The court ruled that the statements Lee made to Trooper Robertson prior to being placed

in the ambulance were admissible, but that the statements made in response to Trooper Robertson’s

questions about drinking and using drugs when Lee was in the ambulance were not admissible.

B. BENCH TRIAL

Lee’s case was tried to the bench. The trial court found Lee guilty of vehicular homicide

for Grice’s death.

C. SENTENCING

At the sentencing hearing, the State asked the court to impose as a condition of community

custody no contact with the victim’s family. Grice’s mother testified about her grief, stating that

“I have had to seek grief counseling, Christian counseling. I have been diagnosed with PTSD. I

can’t sleep more than two hours without having nightmares.” VRP (March 16, 2018) at 756.

Grice’s brother, Scott Johnson-Temores, wrote a letter to the court describing his close relationship

with his brother, explaining that he was at the tavern with Lee and Grice before the crash, and

stating he was the one who convinced Grice and Lee to stay out longer. Grice’s brother-in-law,

Brandon Johnson-Temores, also wrote a letter to the court describing his husband’s close

relationship with Grice, and explaining that he also was present at the tavern with Grice and Lee

4 No. 51633-1-II

before the crash. He wrote, “We are forever changed and have to find some way to carry on

without Chris.” Clerk’s Papers (CP) at 125.

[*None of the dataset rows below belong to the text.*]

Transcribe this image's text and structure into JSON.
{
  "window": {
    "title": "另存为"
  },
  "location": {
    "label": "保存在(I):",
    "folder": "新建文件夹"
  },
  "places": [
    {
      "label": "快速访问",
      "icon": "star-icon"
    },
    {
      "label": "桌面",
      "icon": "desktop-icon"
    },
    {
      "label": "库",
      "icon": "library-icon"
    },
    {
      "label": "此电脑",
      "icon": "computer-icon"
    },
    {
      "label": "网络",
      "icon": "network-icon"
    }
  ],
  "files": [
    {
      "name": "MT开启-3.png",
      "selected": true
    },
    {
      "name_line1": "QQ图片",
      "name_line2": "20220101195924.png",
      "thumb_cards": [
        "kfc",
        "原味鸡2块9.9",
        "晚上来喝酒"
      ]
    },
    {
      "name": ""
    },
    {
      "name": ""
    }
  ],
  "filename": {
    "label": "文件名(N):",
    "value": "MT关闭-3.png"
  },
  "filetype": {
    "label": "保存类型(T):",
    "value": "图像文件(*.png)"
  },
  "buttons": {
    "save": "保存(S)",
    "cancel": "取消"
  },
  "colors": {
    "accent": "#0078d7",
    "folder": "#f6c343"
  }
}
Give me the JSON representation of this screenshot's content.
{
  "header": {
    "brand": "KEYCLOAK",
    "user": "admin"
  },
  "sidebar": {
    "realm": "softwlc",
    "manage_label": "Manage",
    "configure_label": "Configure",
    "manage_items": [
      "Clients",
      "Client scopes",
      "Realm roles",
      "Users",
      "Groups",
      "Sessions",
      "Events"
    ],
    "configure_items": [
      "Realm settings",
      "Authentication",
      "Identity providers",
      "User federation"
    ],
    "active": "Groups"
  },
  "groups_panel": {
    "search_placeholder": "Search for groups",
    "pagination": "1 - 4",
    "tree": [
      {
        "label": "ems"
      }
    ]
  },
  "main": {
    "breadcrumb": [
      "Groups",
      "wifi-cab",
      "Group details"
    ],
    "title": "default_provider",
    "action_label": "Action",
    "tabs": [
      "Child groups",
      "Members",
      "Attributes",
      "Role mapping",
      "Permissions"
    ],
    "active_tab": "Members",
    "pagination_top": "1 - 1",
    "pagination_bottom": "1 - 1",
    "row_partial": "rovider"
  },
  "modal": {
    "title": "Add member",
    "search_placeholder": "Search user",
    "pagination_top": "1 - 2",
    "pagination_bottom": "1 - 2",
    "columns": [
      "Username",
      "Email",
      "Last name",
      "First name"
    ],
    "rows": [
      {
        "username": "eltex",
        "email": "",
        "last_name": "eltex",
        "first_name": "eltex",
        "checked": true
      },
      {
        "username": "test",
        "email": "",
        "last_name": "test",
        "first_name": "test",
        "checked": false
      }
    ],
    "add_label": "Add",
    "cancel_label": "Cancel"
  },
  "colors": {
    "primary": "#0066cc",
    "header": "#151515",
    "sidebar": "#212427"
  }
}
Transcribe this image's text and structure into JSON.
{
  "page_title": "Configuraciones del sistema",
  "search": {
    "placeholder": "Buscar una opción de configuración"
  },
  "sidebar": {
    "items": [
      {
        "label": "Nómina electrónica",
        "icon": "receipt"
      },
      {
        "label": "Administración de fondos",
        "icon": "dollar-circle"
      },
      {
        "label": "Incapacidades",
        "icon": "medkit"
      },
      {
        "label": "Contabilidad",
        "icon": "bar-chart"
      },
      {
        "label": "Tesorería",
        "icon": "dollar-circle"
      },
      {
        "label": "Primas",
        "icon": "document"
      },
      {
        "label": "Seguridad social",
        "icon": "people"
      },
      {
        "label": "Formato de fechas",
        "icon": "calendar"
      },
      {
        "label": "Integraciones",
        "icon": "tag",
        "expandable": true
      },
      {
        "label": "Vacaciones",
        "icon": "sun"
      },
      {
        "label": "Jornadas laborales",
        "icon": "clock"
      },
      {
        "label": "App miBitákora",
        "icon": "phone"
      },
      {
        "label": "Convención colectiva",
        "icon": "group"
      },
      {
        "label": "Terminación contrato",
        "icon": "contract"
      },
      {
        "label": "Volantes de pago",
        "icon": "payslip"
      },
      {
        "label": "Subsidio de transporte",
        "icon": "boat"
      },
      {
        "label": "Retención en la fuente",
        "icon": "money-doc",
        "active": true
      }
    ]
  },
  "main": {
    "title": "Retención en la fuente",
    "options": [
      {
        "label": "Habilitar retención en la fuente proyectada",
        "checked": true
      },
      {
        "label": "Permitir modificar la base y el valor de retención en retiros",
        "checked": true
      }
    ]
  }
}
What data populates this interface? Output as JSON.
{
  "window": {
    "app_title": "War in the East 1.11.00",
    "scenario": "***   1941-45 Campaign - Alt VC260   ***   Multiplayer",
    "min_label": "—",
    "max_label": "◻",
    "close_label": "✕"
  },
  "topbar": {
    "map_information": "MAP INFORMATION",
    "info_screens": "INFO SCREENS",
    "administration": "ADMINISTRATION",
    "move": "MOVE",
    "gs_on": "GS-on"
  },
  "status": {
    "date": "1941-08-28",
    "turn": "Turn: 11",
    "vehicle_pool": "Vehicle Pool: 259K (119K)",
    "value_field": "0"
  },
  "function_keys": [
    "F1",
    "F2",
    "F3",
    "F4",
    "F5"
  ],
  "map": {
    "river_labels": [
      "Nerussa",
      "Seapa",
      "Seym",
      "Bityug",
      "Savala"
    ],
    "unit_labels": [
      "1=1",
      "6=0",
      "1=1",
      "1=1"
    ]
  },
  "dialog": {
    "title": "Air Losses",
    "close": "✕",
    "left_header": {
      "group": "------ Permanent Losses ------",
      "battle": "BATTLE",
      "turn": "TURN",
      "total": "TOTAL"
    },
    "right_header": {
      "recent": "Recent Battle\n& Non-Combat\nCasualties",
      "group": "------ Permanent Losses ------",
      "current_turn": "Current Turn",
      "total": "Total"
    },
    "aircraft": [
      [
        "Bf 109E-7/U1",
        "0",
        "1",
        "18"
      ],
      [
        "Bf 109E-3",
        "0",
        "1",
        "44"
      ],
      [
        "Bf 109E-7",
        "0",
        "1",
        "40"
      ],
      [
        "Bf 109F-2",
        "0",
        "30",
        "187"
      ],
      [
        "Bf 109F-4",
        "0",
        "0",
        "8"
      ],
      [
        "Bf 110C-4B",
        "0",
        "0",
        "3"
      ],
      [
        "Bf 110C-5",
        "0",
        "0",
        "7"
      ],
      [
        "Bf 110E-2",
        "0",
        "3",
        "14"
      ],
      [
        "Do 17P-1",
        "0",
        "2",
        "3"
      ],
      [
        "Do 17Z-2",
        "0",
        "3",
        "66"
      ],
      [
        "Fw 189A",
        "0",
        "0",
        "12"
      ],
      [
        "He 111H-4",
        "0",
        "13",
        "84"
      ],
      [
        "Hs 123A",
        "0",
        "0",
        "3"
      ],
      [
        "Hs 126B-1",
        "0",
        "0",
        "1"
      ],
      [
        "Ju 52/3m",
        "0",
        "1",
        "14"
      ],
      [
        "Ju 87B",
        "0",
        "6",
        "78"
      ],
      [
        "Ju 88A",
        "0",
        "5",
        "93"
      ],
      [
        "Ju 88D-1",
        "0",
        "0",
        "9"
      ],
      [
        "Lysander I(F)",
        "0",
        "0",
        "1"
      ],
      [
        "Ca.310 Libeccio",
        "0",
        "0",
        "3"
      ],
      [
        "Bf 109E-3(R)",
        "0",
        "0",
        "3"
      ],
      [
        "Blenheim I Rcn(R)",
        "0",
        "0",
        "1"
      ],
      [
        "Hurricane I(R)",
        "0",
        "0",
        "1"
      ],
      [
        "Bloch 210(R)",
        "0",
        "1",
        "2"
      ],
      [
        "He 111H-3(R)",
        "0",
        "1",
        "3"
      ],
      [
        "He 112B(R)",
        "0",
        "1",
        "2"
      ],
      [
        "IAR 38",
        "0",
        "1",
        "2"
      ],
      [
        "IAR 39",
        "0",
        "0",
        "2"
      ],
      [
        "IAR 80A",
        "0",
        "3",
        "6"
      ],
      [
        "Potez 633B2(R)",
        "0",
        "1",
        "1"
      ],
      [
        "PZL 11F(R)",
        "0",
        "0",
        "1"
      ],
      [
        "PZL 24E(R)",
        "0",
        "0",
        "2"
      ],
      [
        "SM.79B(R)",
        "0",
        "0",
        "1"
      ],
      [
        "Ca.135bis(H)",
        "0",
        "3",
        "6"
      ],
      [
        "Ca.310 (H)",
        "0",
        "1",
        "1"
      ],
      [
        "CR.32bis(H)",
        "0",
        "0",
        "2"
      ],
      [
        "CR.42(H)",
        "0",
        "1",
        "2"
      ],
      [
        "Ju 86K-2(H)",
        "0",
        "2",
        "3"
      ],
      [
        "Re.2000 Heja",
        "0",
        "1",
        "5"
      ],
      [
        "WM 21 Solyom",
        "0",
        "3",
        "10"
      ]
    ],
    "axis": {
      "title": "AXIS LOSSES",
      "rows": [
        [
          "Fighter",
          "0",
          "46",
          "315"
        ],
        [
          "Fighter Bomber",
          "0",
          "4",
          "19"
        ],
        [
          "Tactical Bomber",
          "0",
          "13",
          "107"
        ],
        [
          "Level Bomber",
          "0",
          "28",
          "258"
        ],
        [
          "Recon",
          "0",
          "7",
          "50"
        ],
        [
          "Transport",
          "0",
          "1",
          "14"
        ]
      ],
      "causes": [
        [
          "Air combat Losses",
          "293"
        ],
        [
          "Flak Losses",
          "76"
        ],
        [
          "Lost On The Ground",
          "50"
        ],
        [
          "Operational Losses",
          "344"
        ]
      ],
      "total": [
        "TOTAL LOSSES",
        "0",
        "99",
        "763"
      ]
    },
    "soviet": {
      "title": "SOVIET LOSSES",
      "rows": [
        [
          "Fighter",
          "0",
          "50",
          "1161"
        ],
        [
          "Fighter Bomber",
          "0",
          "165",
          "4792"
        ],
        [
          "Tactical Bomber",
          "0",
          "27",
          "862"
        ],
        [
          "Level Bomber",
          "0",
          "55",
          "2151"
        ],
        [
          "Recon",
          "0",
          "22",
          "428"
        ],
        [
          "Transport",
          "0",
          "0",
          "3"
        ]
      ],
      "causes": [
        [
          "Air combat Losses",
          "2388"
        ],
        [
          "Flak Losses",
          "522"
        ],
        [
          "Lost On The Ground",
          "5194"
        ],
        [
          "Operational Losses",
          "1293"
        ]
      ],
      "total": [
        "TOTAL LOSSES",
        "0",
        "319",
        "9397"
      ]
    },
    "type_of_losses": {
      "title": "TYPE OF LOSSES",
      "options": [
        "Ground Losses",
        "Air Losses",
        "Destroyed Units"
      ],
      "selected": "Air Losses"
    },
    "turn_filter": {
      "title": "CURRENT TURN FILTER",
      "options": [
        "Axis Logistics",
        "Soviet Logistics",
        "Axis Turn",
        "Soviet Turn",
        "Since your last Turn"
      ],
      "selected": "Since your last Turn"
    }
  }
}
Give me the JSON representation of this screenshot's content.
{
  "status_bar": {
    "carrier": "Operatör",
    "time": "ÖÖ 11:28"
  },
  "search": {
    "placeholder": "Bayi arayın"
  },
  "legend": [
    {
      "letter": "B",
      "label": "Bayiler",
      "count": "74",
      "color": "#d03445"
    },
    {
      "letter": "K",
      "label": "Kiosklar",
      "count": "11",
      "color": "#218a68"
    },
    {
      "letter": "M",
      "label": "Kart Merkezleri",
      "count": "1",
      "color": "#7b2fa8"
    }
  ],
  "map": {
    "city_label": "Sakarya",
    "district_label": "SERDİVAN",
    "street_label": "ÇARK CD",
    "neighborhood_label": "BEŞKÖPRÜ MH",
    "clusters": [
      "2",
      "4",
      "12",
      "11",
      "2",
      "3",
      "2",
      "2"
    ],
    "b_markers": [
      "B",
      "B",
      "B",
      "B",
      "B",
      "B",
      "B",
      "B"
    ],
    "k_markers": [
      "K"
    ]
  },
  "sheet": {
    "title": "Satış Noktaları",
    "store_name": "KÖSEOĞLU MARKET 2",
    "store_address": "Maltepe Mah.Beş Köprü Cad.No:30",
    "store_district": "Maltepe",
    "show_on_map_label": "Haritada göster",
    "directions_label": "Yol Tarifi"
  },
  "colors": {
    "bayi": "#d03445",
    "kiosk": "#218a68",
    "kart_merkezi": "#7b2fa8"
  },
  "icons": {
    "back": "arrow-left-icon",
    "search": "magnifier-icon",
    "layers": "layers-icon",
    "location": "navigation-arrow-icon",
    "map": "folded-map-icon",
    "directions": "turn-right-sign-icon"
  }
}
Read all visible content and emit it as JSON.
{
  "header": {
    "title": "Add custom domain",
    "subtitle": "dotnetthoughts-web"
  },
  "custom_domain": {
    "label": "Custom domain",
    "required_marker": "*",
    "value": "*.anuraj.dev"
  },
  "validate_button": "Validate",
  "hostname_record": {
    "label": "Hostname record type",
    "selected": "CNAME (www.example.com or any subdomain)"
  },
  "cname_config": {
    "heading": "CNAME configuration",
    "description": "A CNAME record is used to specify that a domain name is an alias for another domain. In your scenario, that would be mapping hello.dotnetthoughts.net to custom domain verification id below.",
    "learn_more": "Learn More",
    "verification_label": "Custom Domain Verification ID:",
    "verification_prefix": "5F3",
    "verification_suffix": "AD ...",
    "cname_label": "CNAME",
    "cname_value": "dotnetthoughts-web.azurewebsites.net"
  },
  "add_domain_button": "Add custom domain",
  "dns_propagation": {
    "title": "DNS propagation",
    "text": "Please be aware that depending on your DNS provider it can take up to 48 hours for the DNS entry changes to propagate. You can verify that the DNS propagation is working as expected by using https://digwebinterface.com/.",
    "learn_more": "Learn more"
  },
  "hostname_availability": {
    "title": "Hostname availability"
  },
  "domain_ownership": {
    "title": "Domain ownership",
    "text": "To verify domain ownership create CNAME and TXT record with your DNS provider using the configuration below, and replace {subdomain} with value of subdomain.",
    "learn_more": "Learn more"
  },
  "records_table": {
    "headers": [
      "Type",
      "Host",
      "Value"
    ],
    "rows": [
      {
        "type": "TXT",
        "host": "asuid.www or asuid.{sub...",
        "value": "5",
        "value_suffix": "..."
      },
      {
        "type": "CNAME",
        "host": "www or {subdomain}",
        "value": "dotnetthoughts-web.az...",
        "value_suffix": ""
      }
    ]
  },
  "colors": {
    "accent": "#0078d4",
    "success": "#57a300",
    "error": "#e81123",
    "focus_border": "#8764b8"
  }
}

The trial court imposed a sentence of 280 months of confinement and 18 months of

community custody. The trial court also imposed a criminal filing fee and a DNA collection fee.

In the judgment and sentence, the court ordered a community custody condition prohibiting Lee

from having contact with Grice’s surviving family members.

Lee appeals his conviction and sentence.